Department of Medicine, Children's Hospital Boston, MA, USA.
J Am Soc Nephrol. 2011 Jun;22(6):1053-63. doi: 10.1681/ASN.2010080841. Epub 2011 May 5.
Understanding the mechanisms that regulate nephron progenitors during kidney development should aid development of therapies for renal failure. MicroRNAs, which modulate gene expression through post-transcriptional repression of specific target mRNAs, contribute to the differentiation of stem cells, but their role in nephrogenesis is incompletely understood. Here, we found that the loss of miRNAs in nephron progenitors results in a premature depletion of this population during kidney development. Increased apoptosis and expression of the pro-apoptotic protein Bim accompanied this depletion. Profiling of miRNA expression during nephrogenesis identified several highly expressed miRNAs (miR-10a, miR-106b, miR-17-5p) in nephron progenitors that are either known or predicted to target Bim. We propose that modulation of apoptosis by miRNAs may determine congenital nephron endowment. Furthermore, our data implicate the pro-apoptotic protein Bim as a miRNA target in nephron progenitors.

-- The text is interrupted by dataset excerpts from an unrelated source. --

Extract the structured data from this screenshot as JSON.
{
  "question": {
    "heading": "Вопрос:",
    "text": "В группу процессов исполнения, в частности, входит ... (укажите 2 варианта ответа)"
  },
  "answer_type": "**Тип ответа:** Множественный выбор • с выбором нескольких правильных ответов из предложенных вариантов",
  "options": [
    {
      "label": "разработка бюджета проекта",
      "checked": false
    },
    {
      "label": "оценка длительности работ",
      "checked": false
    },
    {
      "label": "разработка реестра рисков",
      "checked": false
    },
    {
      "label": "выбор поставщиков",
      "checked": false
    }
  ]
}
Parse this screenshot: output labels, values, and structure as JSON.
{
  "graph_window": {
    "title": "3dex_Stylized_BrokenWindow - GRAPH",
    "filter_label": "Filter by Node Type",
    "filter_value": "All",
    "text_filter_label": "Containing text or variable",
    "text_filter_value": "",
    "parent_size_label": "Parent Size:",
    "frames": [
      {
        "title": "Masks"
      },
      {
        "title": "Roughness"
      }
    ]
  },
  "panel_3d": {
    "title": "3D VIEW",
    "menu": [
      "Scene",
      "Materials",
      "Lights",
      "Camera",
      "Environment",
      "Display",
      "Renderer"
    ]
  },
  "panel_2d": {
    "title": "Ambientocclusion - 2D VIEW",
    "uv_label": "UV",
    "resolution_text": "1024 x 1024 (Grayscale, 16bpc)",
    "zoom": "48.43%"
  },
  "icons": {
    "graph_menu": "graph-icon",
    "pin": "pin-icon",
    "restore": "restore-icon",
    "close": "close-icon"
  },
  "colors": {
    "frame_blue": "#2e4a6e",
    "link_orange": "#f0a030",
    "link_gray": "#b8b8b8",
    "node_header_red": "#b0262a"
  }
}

理解调节肾脏发育过程中肾祖细胞的机制应该有助于开发肾衰竭的治疗方法。microRNAs 通过对特定靶 mRNA 的转录后抑制来调节基因表达,有助于干细胞的分化,但它们在肾发生中的作用还不完全清楚。在这里,我们发现肾祖细胞中 microRNAs 的缺失会导致肾脏发育过程中这一群体过早耗尽。凋亡增加和促凋亡蛋白 Bim 的表达伴随着这种耗竭。在肾发生过程中 microRNA 表达的分析确定了几种在肾祖细胞中高表达的 microRNA(miR-10a、miR-106b、miR-17-5p),它们要么已知要么预测靶向 Bim。我们提出,microRNA 对凋亡的调节可能决定先天性肾单位的分配。此外,我们的数据表明促凋亡蛋白 Bim 是肾祖细胞中 microRNA 的靶标。